We hold that the trial court erred in decreeing that the services of the District was a governmental function. Such a determination is contrary to the decisions of this court. See Schlarb v. North Suburban Sanitation District, 144 Colo. 590, 357 P.2d 647; Cerise v. Fruitvale Water and Sanitation District, 153 Colo. 31, 384 P.2d 462. The District is no different than *285 any other water and sanitation district; and since the services it renders are proprietary in nature they may be contracted for as is provided by the pertinent statutes dealing with the powers of the board created to administer the district. By the provisions of C.R.S. 1963, 89-5-13(4), the board of directors of a water and sanitation district is granted power "to enter into contracts and agreements affecting the affairs of the district * * *." No restrictions are placed upon boards as to the types of contract into which they may enter. A contract somewhat similar to the one under discussion herein was approved in City of Denver v. Hubbard, 17 Colo.App. 346, 68 P. 993. The contract in that case bound the city to purchase street lighting for a stipulated period of ten years at a fixed annual rate.
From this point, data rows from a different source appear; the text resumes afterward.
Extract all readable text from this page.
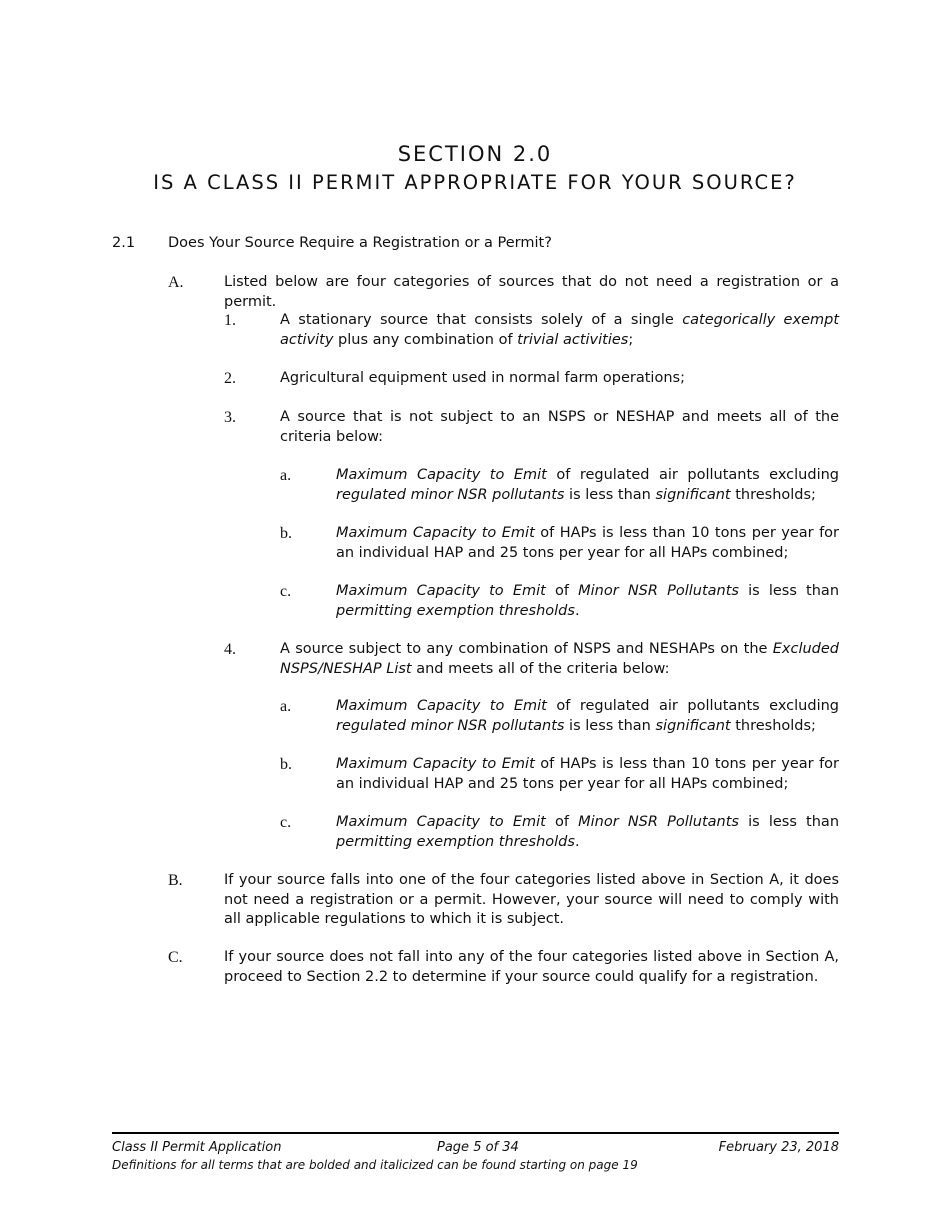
SECTION 2.0
IS A CLASS II PERMIT APPROPRIATE FOR YOUR SOURCE?
2.1 Does Your Source Require a Registration or a Permit?
A.	Listed below are four categories of sources that do not need a registration or a permit.
1.	A stationary source that consists solely of a single categorically exempt activity plus any combination of trivial activities;
2.	Agricultural equipment used in normal farm operations;
3.	A source that is not subject to an NSPS or NESHAP and meets all of the criteria below:
a.	Maximum Capacity to Emit of regulated air pollutants excluding regulated minor NSR pollutants is less than significant thresholds;
b.	Maximum Capacity to Emit of HAPs is less than 10 tons per year for an individual HAP and 25 tons per year for all HAPs combined;
c.	Maximum Capacity to Emit of Minor NSR Pollutants is less than permitting exemption thresholds.
4.	A source subject to any combination of NSPS and NESHAPs on the Excluded NSPS/NESHAP List and meets all of the criteria below:
a.	Maximum Capacity to Emit of regulated air pollutants excluding regulated minor NSR pollutants is less than significant thresholds;
b.	Maximum Capacity to Emit of HAPs is less than 10 tons per year for an individual HAP and 25 tons per year for all HAPs combined;
c.	Maximum Capacity to Emit of Minor NSR Pollutants is less than permitting exemption thresholds.
B.	If your source falls into one of the four categories listed above in Section A, it does not need a registration or a permit. However, your source will need to comply with all applicable regulations to which it is subject.
C.	If your source does not fall into any of the four categories listed above in Section A, proceed to Section 2.2 to determine if your source could qualify for a registration.
Class II Permit Application	Page 5 of 34	February 23, 2018
Definitions for all terms that are bolded and italicized can be found starting on page 19
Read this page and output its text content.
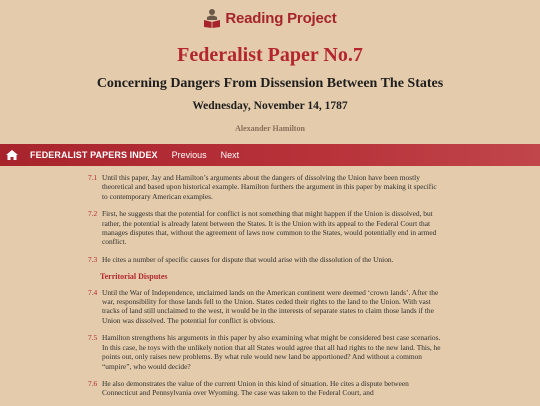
Reading Project
Federalist Paper No.7
Concerning Dangers From Dissension Between The States
Wednesday, November 14, 1787
Alexander Hamilton
FEDERALIST PAPERS INDEX Previous Next
7.1 Until this paper, Jay and Hamilton’s arguments about the dangers of dissolving the Union have been mostly theoretical and based upon historical example. Hamilton furthers the argument in this paper by making it specific to contemporary American examples.
7.2 First, he suggests that the potential for conflict is not something that might happen if the Union is dissolved, but rather, the potential is already latent between the States. It is the Union with its appeal to the Federal Court that manages disputes that, without the agreement of laws now common to the States, would potentially end in armed conflict.
7.3 He cites a number of specific causes for dispute that would arise with the dissolution of the Union.
Territorial Disputes
7.4 Until the War of Independence, unclaimed lands on the American continent were deemed ‘crown lands’. After the war, responsibility for those lands fell to the Union. States ceded their rights to the land to the Union. With vast tracks of land still unclaimed to the west, it would be in the interests of separate states to claim those lands if the Union was dissolved. The potential for conflict is obvious.
7.5 Hamilton strengthens his arguments in this paper by also examining what might be considered best case scenarios. In this case, he toys with the unlikely notion that all States would agree that all had rights to the new land. This, he points out, only raises new problems. By what rule would new land be apportioned? And without a common “umpire”, who would decide?
7.6 He also demonstrates the value of the current Union in this kind of situation. He cites a dispute between Connecticut and Pennsylvania over Wyoming. The case was taken to the Federal Court, and
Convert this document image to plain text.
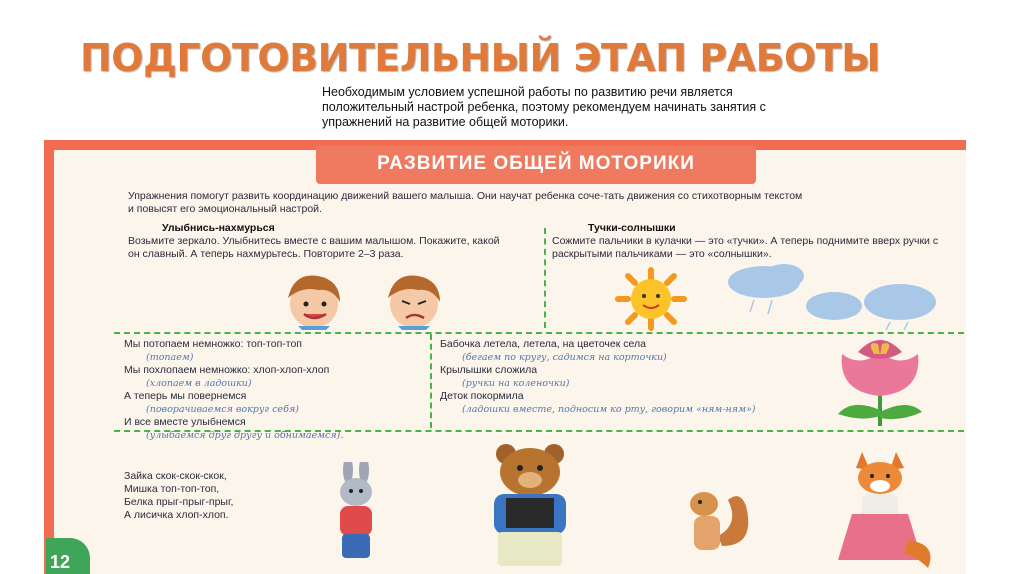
ПОДГОТОВИТЕЛЬНЫЙ ЭТАП РАБОТЫ
Необходимым условием успешной работы по развитию речи является положительный настрой ребенка, поэтому рекомендуем начинать занятия с упражнений на развитие общей моторики.
РАЗВИТИЕ ОБЩЕЙ МОТОРИКИ
Упражнения помогут развить координацию движений вашего малыша. Они научат ребенка соче-тать движения со стихотворным текстом и повысят его эмоциональный настрой.
Улыбнись-нахмурься
Возьмите зеркало. Улыбнитесь вместе с вашим малышом. Покажите, какой он славный. А теперь нахмурьтесь. Повторите 2–3 раза.
Тучки-солнышки
Сожмите пальчики в кулачки — это «тучки». А теперь поднимите вверх ручки с раскрытыми пальчиками — это «солнышки».
Мы потопаем немножко: топ-топ-топ
(топаем)
Мы похлопаем немножко: хлоп-хлоп-хлоп
(хлопаем в ладошки)
А теперь мы повернемся
(поворачиваемся вокруг себя)
И все вместе улыбнемся
(улыбаемся друг другу и обнимаемся).
Бабочка летела, летела, на цветочек села
(бегаем по кругу, садимся на корточки)
Крылышки сложила
(ручки на коленочки)
Деток покормила
(ладошки вместе, подносим ко рту, говорим «ням-ням»)
Зайка скок-скок-скок,
Мишка топ-топ-топ,
Белка прыг-прыг-прыг,
А лисичка хлоп-хлоп.
12
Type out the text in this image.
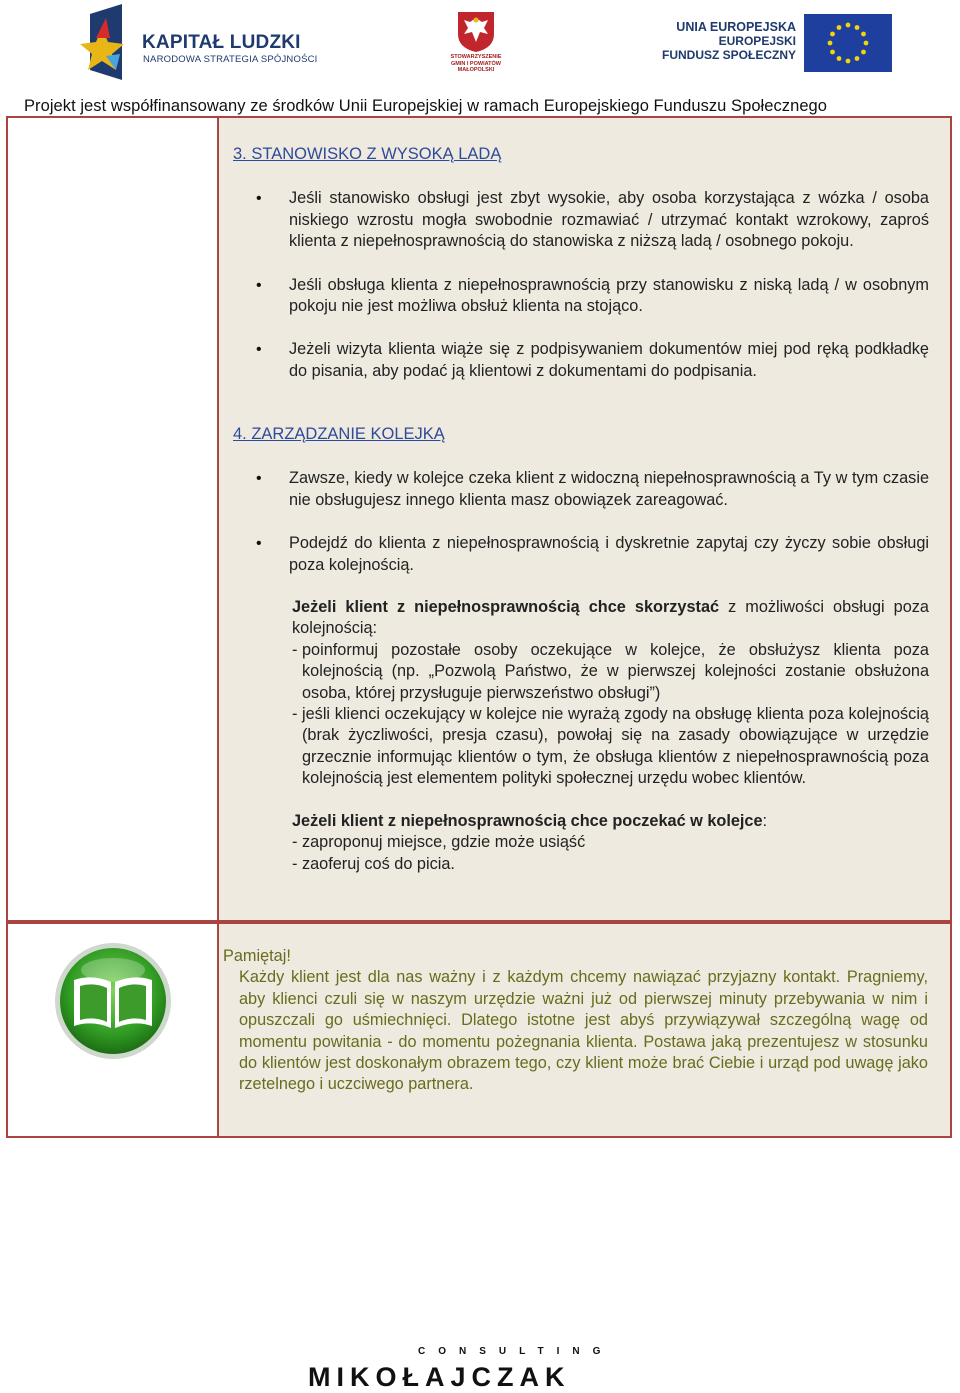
KAPITAŁ LUDZKI
NARODOWA STRATEGIA SPÓJNOŚCI	STOWARZYSZENIE
GMIN I POWIATÓW
MAŁOPOLSKI
UNIA EUROPEJSKA
EUROPEJSKI
FUNDUSZ SPOŁECZNY
Projekt jest współfinansowany ze środków Unii Europejskiej w ramach Europejskiego Funduszu Społecznego
3. STANOWISKO Z WYSOKĄ LADĄ
• Jeśli stanowisko obsługi jest zbyt wysokie, aby osoba korzystająca z wózka / osoba niskiego wzrostu mogła swobodnie rozmawiać / utrzymać kontakt wzrokowy, zaproś klienta z niepełnosprawnością do stanowiska z niższą ladą / osobnego pokoju.
• Jeśli obsługa klienta z niepełnosprawnością przy stanowisku z niską ladą / w osobnym pokoju nie jest możliwa obsłuż klienta na stojąco.
• Jeżeli wizyta klienta wiąże się z podpisywaniem dokumentów miej pod ręką podkładkę do pisania, aby podać ją klientowi z dokumentami do podpisania.
4. ZARZĄDZANIE KOLEJKĄ
• Zawsze, kiedy w kolejce czeka klient z widoczną niepełnosprawnością a Ty w tym czasie nie obsługujesz innego klienta masz obowiązek zareagować.
• Podejdź do klienta z niepełnosprawnością i dyskretnie zapytaj czy życzy sobie obsługi poza kolejnością.
Jeżeli klient z niepełnosprawnością chce skorzystać z możliwości obsługi poza kolejnością:
- poinformuj pozostałe osoby oczekujące w kolejce, że obsłużysz klienta poza kolejnością (np. „Pozwolą Państwo, że w pierwszej kolejności zostanie obsłużona osoba, której przysługuje pierwszeństwo obsługi”)
- jeśli klienci oczekujący w kolejce nie wyrażą zgody na obsługę klienta poza kolejnością (brak życzliwości, presja czasu), powołaj się na zasady obowiązujące w urzędzie grzecznie informując klientów o tym, że obsługa klientów z niepełnosprawnością poza kolejnością jest elementem polityki społecznej urzędu wobec klientów.
Jeżeli klient z niepełnosprawnością chce poczekać w kolejce:
- zaproponuj miejsce, gdzie może usiąść
- zaoferuj coś do picia.
Pamiętaj!
Każdy klient jest dla nas ważny i z każdym chcemy nawiązać przyjazny kontakt. Pragniemy, aby klienci czuli się w naszym urzędzie ważni już od pierwszej minuty przebywania w nim i opuszczali go uśmiechnięci. Dlatego istotne jest abyś przywiązywał szczególną wagę od momentu powitania - do momentu pożegnania klienta. Postawa jaką prezentujesz w stosunku do klientów jest doskonałym obrazem tego, czy klient może brać Ciebie i urząd pod uwagę jako rzetelnego i uczciwego partnera.
CONSULTING
MIKOŁAJCZAK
We held there that such contracts were within the proper exercise of proprietary and business powers of a municipal corporation; they were not objectionable as a surrender of legislative power.
In addition, the express provisions of C.R.S. 1963, 89-5-22(3) (c) state:
"* * * Nothing in this section shall prevent an agreement between a board and the owners of property sought to be annexed to or included in a district with respect to the terms and conditions on which such property may be annexed or included." (Emphasis added.)The record clearly shows that National was in the South Adams Water and Sewage District and that the defendant North Washington District actively solicited National to withdraw from the district and seek inclusion in the new district being formed. The terms and conditions were worked out whereby the District was assured of capitol construction funds to build its facilities. As this court said in the Schlarb case, supra:
"The relationship between plaintiff and defendant was purely contractural. Such being the case the reasonableness of the conditions or terms of inclusion within the area so as to reap the benefits of the sanitation services is not subject to review by the courts. The courts may only determine whether the district complied with the terms of the contract."See also City of Englewood v. City and County of Denver, 123 Colo. 290, 229 P.2d 667, and City of Fort Collins v. Park View Pipe Line, 139 Colo. 119, 336 P.2d 716.
The judgment is reversed and the cause is remanded with instructions to the trial court to enter a declaratory judgment holding the contract enforceable according to its terms, and decreeing specific performance by the parties.